また、(1)人(経営)の承継は「経営権、後継者の選定・育成、後継者との対話、後継者教育」、(2)資産の承継は「株式、事業用資産(設備・不動産等)、資金(運転資金、借入金等) 、許認可」、(3)知的資産の承継は「経営理念」「経営者の信用」「取引先との人脈」「従業員の技術・ノウハウ」「顧客情報」と書かれています。

 

事業を承継するには、株価対策だったり、借入金の引き継ぎだったり、事業用資産などが複数名義だったり、一部の資産が個人名義だったり、権利関係がごちゃごちゃしていたり、個人資産の相続対策だったり、後継者を誰にしようかとか、他の会社に引き継いでもらおうかとか、廃業も視野に入れようかとか、いろいろな課題を一つ一つクリアしていかないといけないのですが、どれも重要な課題ですので何から手をつけたらいいかわからないという経営者の方は多いのではないかと思います。

 

でも、そもそも「事業」承継なんです。

 

事業の将来の方向性が決まれば実現に向けた課題が整理できますので、これらを一つ一つ実現するためにその他の承継をどうするか、優先順位や最善策などを検討していけばよいのです。要するに、まず最初にブレない軸を一本決めること。その軸が「事業」の承継。
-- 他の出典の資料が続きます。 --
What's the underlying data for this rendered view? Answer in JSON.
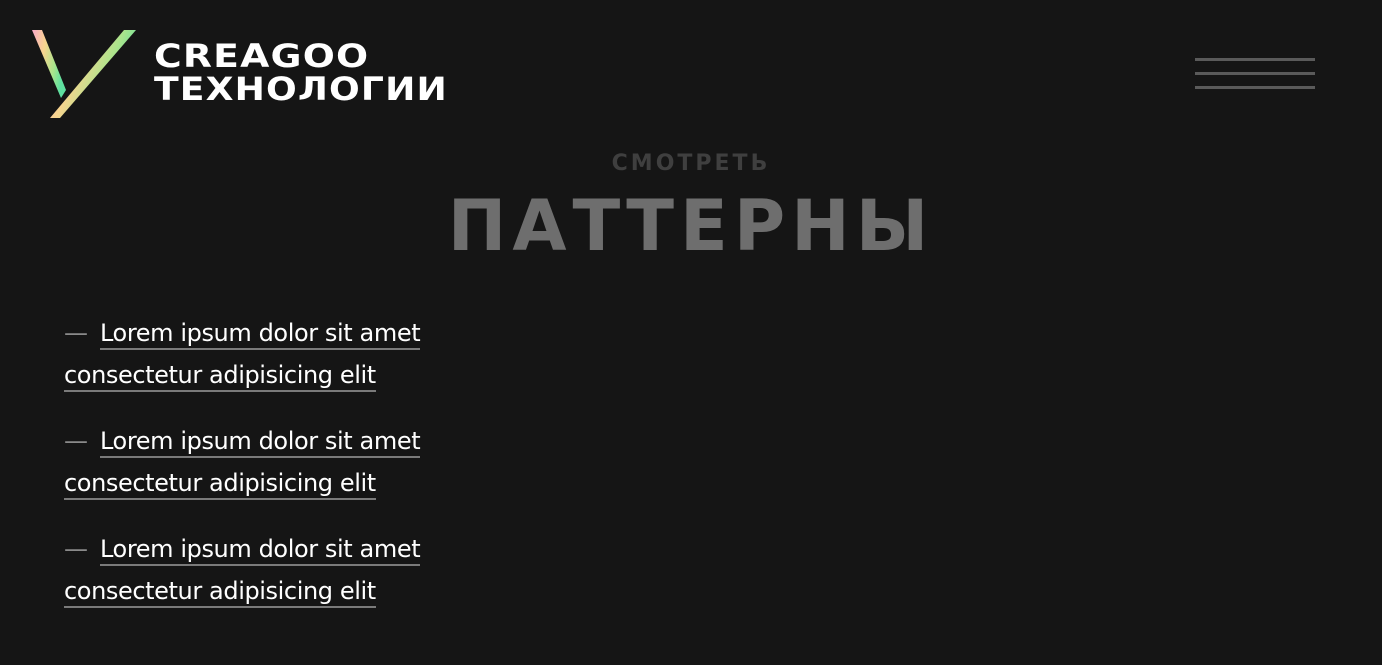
{
  "header": {
    "logo_line_1": "CREAGOO",
    "logo_line_2": "ТЕХНОЛОГИИ",
    "logo_colors": [
      "#f7a9c9",
      "#f8d48f",
      "#a8e58c",
      "#5fe0a0"
    ],
    "menu_icon": "hamburger-menu-icon"
  },
  "hero": {
    "kicker": "СМОТРЕТЬ",
    "title": "ПАТТЕРНЫ"
  },
  "links": [
    {
      "dash": "—",
      "text": "Lorem ipsum dolor sit amet consectetur adipisicing elit"
    },
    {
      "dash": "—",
      "text": "Lorem ipsum dolor sit amet consectetur adipisicing elit"
    },
    {
      "dash": "—",
      "text": "Lorem ipsum dolor sit amet consectetur adipisicing elit"
    }
  ]
}
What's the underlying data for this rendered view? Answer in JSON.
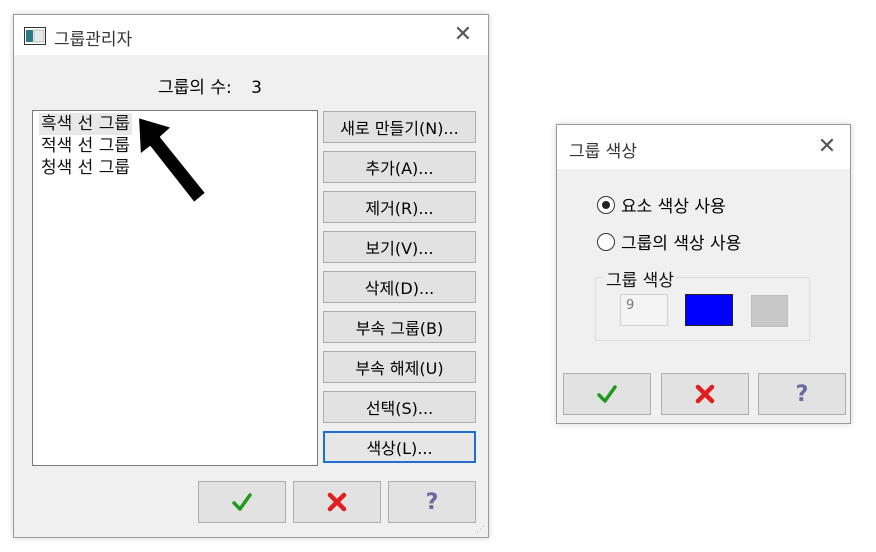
{
  "group_manager": {
    "title": "그룹관리자",
    "count_label": "그룹의 수:",
    "count_value": "3",
    "groups": [
      {
        "label": "흑색 선 그룹",
        "selected": true
      },
      {
        "label": "적색 선 그룹",
        "selected": false
      },
      {
        "label": "청색 선 그룹",
        "selected": false
      }
    ],
    "buttons": {
      "new": "새로 만들기(N)...",
      "add": "추가(A)...",
      "remove": "제거(R)...",
      "view": "보기(V)...",
      "delete": "삭제(D)...",
      "subgroup": "부속 그룹(B)",
      "unsubgroup": "부속 해제(U)",
      "select": "선택(S)...",
      "color": "색상(L)..."
    },
    "footer": {
      "ok_icon": "check-icon",
      "cancel_icon": "cross-icon",
      "help_icon": "question-icon"
    }
  },
  "group_color": {
    "title": "그룹 색상",
    "options": [
      {
        "label": "요소 색상 사용",
        "checked": true
      },
      {
        "label": "그룹의 색상 사용",
        "checked": false
      }
    ],
    "group_box_label": "그룹 색상",
    "color_index": "9",
    "colors": {
      "swatch": "#0000ff",
      "alt_swatch": "#c8c8c8"
    },
    "footer": {
      "ok_icon": "check-icon",
      "cancel_icon": "cross-icon",
      "help_icon": "question-icon"
    }
  },
  "icons": {
    "app": "window-icon",
    "close": "close-icon",
    "annotation": "arrow-pointer"
  }
}
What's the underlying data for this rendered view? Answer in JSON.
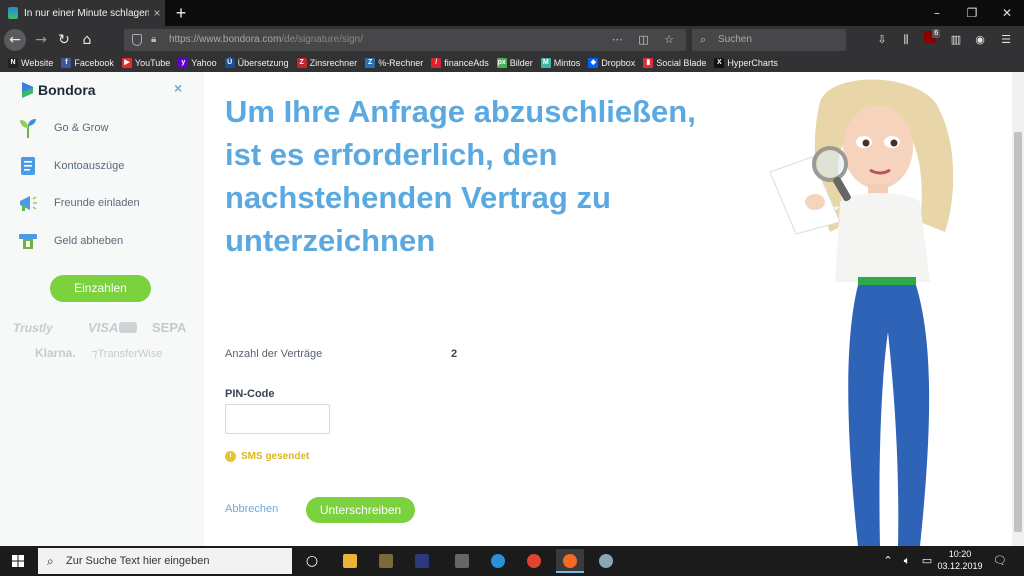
{
  "browser": {
    "tab_title": "In nur einer Minute schlagen Sie",
    "tab_close": "×",
    "newtab": "+",
    "url_base": "https://www.bondora.com",
    "url_path": "/de/signature/sign/",
    "search_placeholder": "Suchen",
    "ublock_badge": "6"
  },
  "bookmarks": [
    {
      "label": "Website",
      "color": "#222222",
      "glyph": "N"
    },
    {
      "label": "Facebook",
      "color": "#3b5998",
      "glyph": "f"
    },
    {
      "label": "YouTube",
      "color": "#e52d27",
      "glyph": "▶"
    },
    {
      "label": "Yahoo",
      "color": "#6001d2",
      "glyph": "y"
    },
    {
      "label": "Übersetzung",
      "color": "#1f4e8c",
      "glyph": "Ü"
    },
    {
      "label": "Zinsrechner",
      "color": "#c0272d",
      "glyph": "Z"
    },
    {
      "label": "%-Rechner",
      "color": "#2a6fb0",
      "glyph": "Z"
    },
    {
      "label": "financeAds",
      "color": "#d9232e",
      "glyph": "/"
    },
    {
      "label": "Bilder",
      "color": "#4caf50",
      "glyph": "px"
    },
    {
      "label": "Mintos",
      "color": "#3fb7a3",
      "glyph": "M"
    },
    {
      "label": "Dropbox",
      "color": "#0061fe",
      "glyph": "◆"
    },
    {
      "label": "Social Blade",
      "color": "#d6313b",
      "glyph": "▮"
    },
    {
      "label": "HyperCharts",
      "color": "#111111",
      "glyph": "X"
    }
  ],
  "sidebar": {
    "brand": "Bondora",
    "close": "×",
    "items": [
      {
        "label": "Go & Grow"
      },
      {
        "label": "Kontoauszüge"
      },
      {
        "label": "Freunde einladen"
      },
      {
        "label": "Geld abheben"
      }
    ],
    "deposit_button": "Einzahlen",
    "payment_logos": [
      "Trustly",
      "VISA",
      "SEPA",
      "Klarna.",
      "TransferWise"
    ]
  },
  "main": {
    "headline": "Um Ihre Anfrage abzuschließen, ist es erforderlich, den nachstehenden Vertrag zu unterzeichnen",
    "contracts_label": "Anzahl der Verträge",
    "contracts_value": "2",
    "pin_label": "PIN-Code",
    "pin_value": "",
    "sms_status": "SMS gesendet",
    "cancel_link": "Abbrechen",
    "sign_button": "Unterschreiben"
  },
  "taskbar": {
    "search_placeholder": "Zur Suche Text hier eingeben",
    "time": "10:20",
    "date": "03.12.2019"
  },
  "colors": {
    "accent_green": "#7bd13e",
    "headline_blue": "#5aa9e0",
    "sms_yellow": "#d8b821"
  }
}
その際、事業(会社)の将来について後継者(予定者・候補者)と何度も対話を重ねることが一番大切ではないでしょうか。

 

経営デザインシートは、左側のビジネスモデル(B欄)に現経営者の価値創造メカニズム(ビジネスモデル)、右側のビジネスモデル(C欄)が後継(予定)者がデザインする価値創造メカニズム(ビジネスモデル)を描くことで、事業承継の際の対話ツールとして活用できます。

 

つまり、後継(予定)者に(C)欄をいっぱい描いてもらいながら、適宜(B)欄をガッチャンコして必要なパーツ(知的資産等)を(C)欄に承継したり追加したりする感じで全体をデザインしていく。

 

(B)欄を描く際には精緻な現状分析に時間をかけるのではなく(C)欄を素早く数多くデザインすること、 (C)欄を描く際には(B)欄の価値創造メカニズムに引っ張られないようにいったんリセットして未来の自社をイメージながらバックキャストして描くことがポイントです。

 

このとき、よりイノベーティブな将来ビジネスモデルを描くには、先に(C)欄を描いてから(B)欄の現在の使える資源(リソース)を探す、というアプローチがお勧めです。

現在の使える資源(リソース)、要するに現在強みと認識している資源は、近い将来も強みになるとは限りません。また、上述のように(B)欄に引っ張られて改善レベル、あるいは現在のビジネスモデルの延長線上の将来像は描けてもポンと飛べるイノベーティブなビジネスモデルはかなり描きにくくなります。なので、いったんリセット(←重要)して(C)欄を描き、新たな関数f(x)をデザインしていくわけです。

 

(B)欄と(C)欄は一見無関係なビジネスに見えるものがあっても、これらの関係性を創る(将来のY=f(x)をデザインする)ことで新たな(イノベーティブな)ビジネスモデルがデザインできる可能性も出てきます。

そう、以前このブログで書いたアブダクションですね。

 

演繹的・帰納的アプローチでは、せっかく描いた将来のビジネスモデルがありきたりで予測可能なビジネスモデルになりがちで、せっかく経営デザインシートを使っているのに結局コモディティ化したままのビジネスモデルとなってレッドオーシャンから抜け出せない残念な状態が続く可能性がでてきます。

 

要するに(C)欄を描く際、持続的イノベーションでいくか破壊的イノベーションでいくか、です

 

このようにして将来のビジネスモデル候補のビッグピクチャーを数多くデザインし、自社にとって最も進んでいくべき将来のビジネスモデルを選択します。

また、せっかくいっぱい創ったビジネスモデルは承継が一段落したら終わりではなく、今後のためにストックして適宜ブラッシュアップしたり、これらをネタにして新たなビジネスモデルを継続的に創り続けていくことも大事です。

 

事業承継に限らないことなのですが、このように会社が事業を継続していくためには、環境の変化に対応して既存の資産、資源、知識などを再構成し、相互に組み合わせて、時には他企業の資産や知識も巻き込んでオーケストラのごとく持続的な競争優位をつくり上げる能力、すなわちダイナミック・ケイパビリティ(変化対応的な自己変革能力)が必要なのです。